Today I returned from a wonderfully fun but entirely exhausting weekend in Talkeetna in which I camped by the river with a unrivaled view of McKinley. I was in town chiefly for a softball tournament, with plans for carousing in the down time. Well, my body hurts and both were total successes. We won the tournament, and you can find my picture on the trophy at the Fairview Inn as a member of the Mandingoes. I left more than just my image there as well, having spent hours dancing and celebrating the victory with tourists and revelers alike.
I’m sitting on my shabby blue love seat in front of the television right now. It’s where I’ve been since I rolled back into Anchorage and up my driveway. The bruises, cuts and dehydration that I sport at the moment happily made it uncomfortable to descend the five stairs to my current throne in front of the 50-incher.

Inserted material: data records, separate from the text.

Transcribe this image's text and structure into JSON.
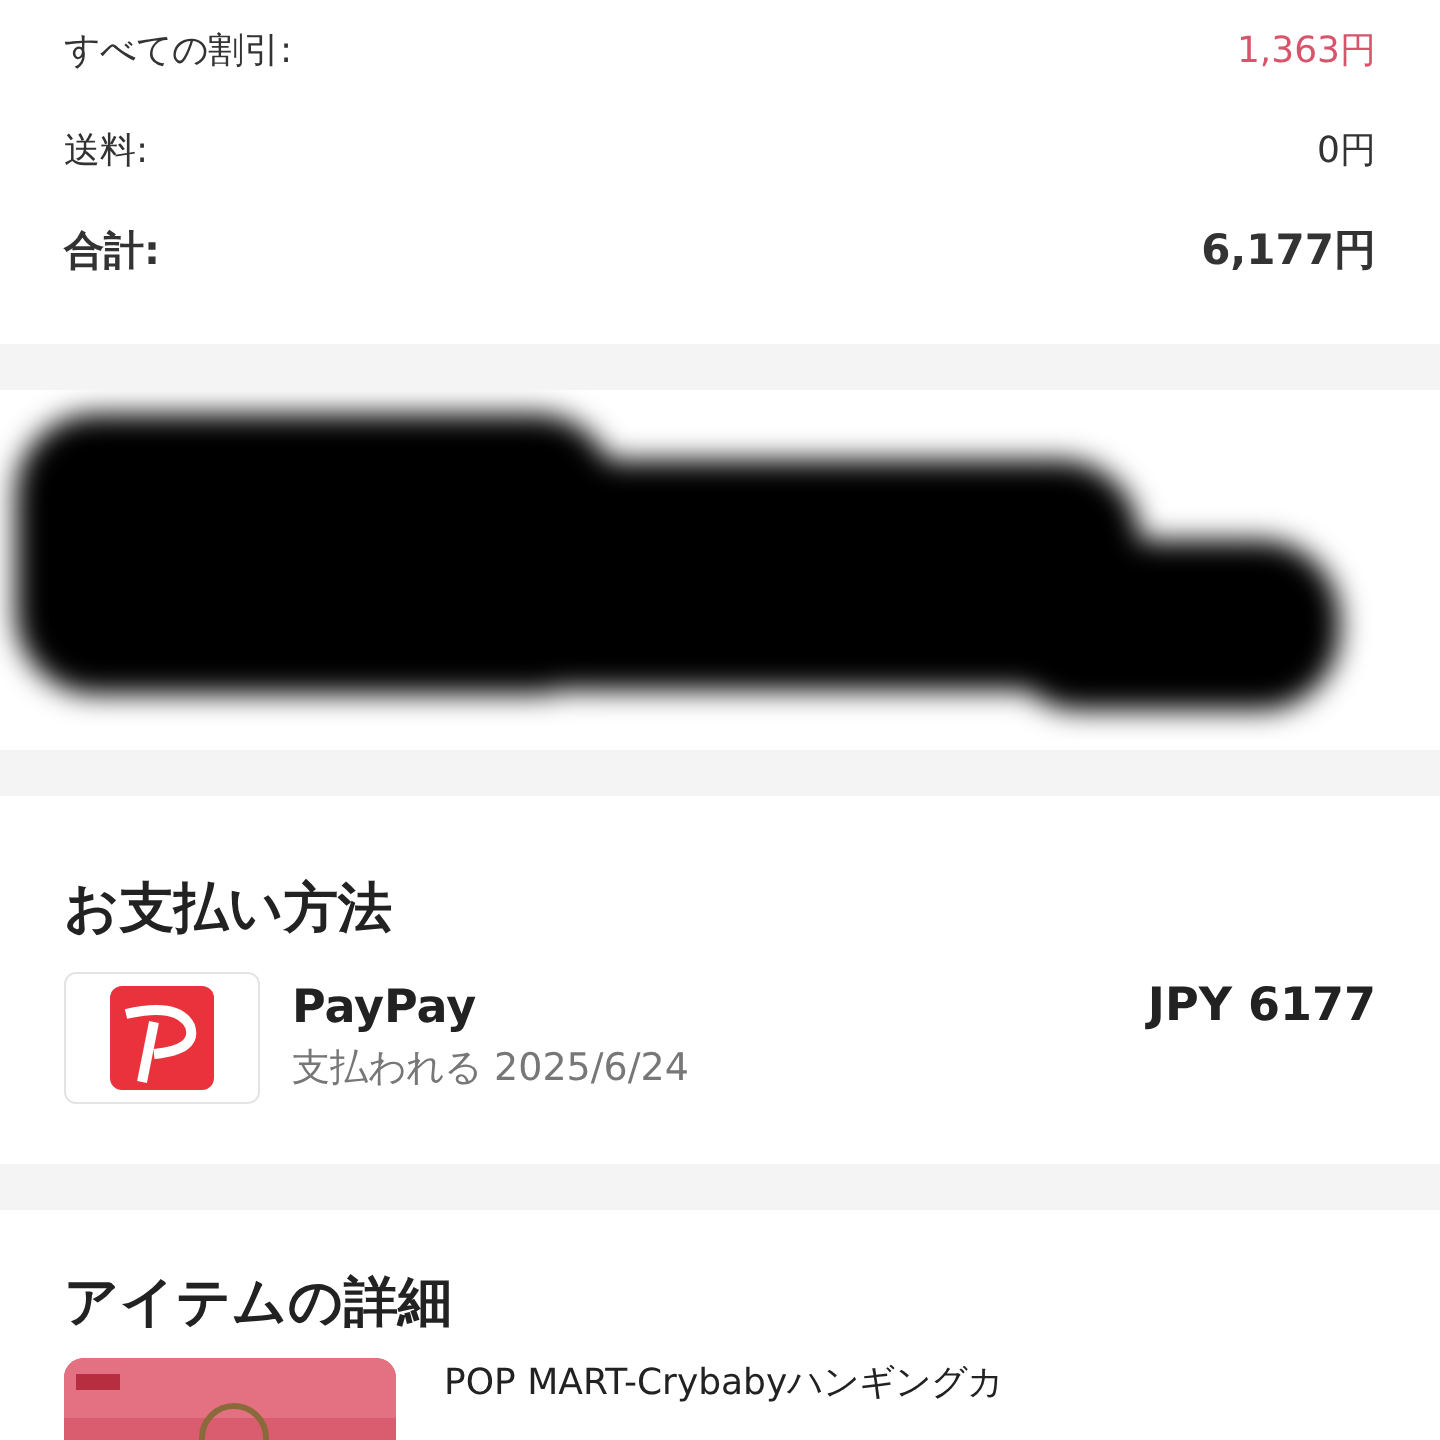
{
  "summary": {
    "rows": [
      {
        "label": "すべての割引:",
        "value": "1,363円",
        "kind": "discount"
      },
      {
        "label": "送料:",
        "value": "0円",
        "kind": "normal"
      },
      {
        "label": "合計:",
        "value": "6,177円",
        "kind": "total"
      }
    ]
  },
  "address": {
    "redacted": true
  },
  "payment": {
    "title": "お支払い方法",
    "method": "PayPay",
    "status": "支払われる 2025/6/24",
    "amount": "JPY 6177"
  },
  "items": {
    "title": "アイテムの詳細",
    "list": [
      {
        "name": "POP MART-Crybabyハンギングカ",
        "kind": "picture"
      }
    ]
  }
}
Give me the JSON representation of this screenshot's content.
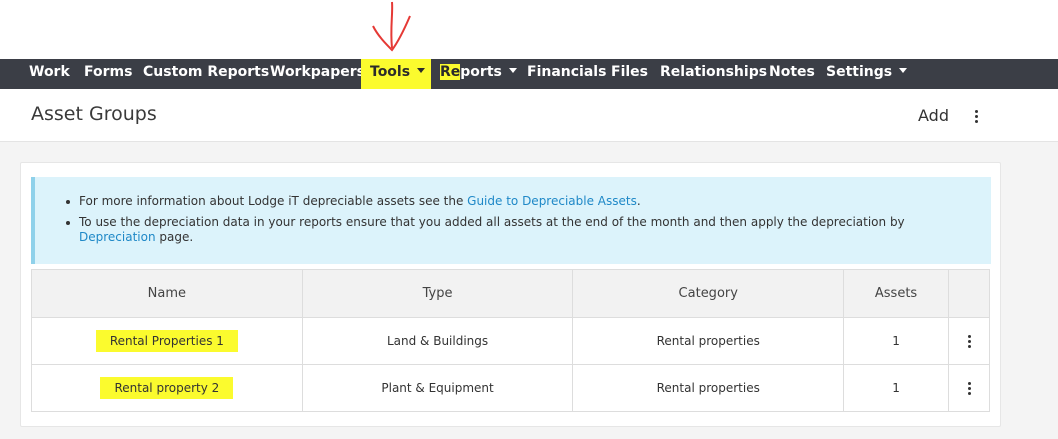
{
  "nav": {
    "items": [
      {
        "label": "Work"
      },
      {
        "label": "Forms"
      },
      {
        "label": "Custom Reports"
      },
      {
        "label": "Workpapers"
      },
      {
        "label": "Tools"
      },
      {
        "label": "Reports"
      },
      {
        "label": "Financials"
      },
      {
        "label": "Files"
      },
      {
        "label": "Relationships"
      },
      {
        "label": "Notes"
      },
      {
        "label": "Settings"
      }
    ],
    "reports_prefix": "Re",
    "reports_suffix": "ports"
  },
  "page": {
    "title": "Asset Groups",
    "add_label": "Add"
  },
  "info": {
    "line1_text": "For more information about Lodge iT depreciable assets see the ",
    "line1_link": "Guide to Depreciable Assets",
    "line1_end": ".",
    "line2_text": "To use the depreciation data in your reports ensure that you added all assets at the end of the month and then apply the depreciation by ",
    "line2_link": "Depreciation",
    "line2_end": " page."
  },
  "table": {
    "headers": [
      "Name",
      "Type",
      "Category",
      "Assets",
      ""
    ],
    "rows": [
      {
        "name": "Rental Properties 1",
        "type": "Land & Buildings",
        "category": "Rental properties",
        "assets": "1"
      },
      {
        "name": "Rental property 2",
        "type": "Plant & Equipment",
        "category": "Rental properties",
        "assets": "1"
      }
    ]
  },
  "colors": {
    "navbar": "#3b3e46",
    "highlight": "#fbfb2e",
    "link": "#1e88c7",
    "info_bg": "#dcf3fb",
    "annotation": "#e53935"
  }
}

GCI has pumped nothing but channel 58 into my house for the last four hours or so, that is until now. AMC is showing Hamburger Hill, the mesmerisingly depressing Vietnam War flick w/ a young Don Cheadle. Anyway….I watched a two hour special called “The Link” that featured a recently studied primate skeleton that has proven to be an ancestor of ours.
The skeleton was studied by a crack team of expert paleontologists. Of the six, one was female. She was selected for her knowledge, her reputation, and nothing else. Dr. Holly Smith of the University of Michigan was brought in and tasked with analyzing the 47 million-year-old Ida’s teeth and compare the 95-percent complete skeleton with that of the modern lemur, which is found exclusively in Madagascar and exists as an ancient cousin to our ancestral apes.
It was a pretty interesting show, and the team was able to prove that Ida — who is nearly 20 times older than Lucy — is in fact a ancestor of our species, modern homo-sapiens. The clincher was a bone, the talus bone, that they identified in the ankle of, well, great aunt Ida. Smith played a huge role in discovering the conclusion reached, and received a very comparable amount of airtime in the show, with no focus on the fact she’s a woman.
I suspect this type of attitude is found nearly exclusively in academic-type settings like this History Channel special, unlike Bridget’s Sexiest Beaches or some of the other trash that litters my selection.
Evolution is so thoroughly astounding when you try to drink it all in. Both scary and comforting at the same time, I find that I never tire of the subject. I have serious difficulty believing that many people refuse to recognize its legitimacy. Maybe as more discoveries pile on top of this one, minds will change.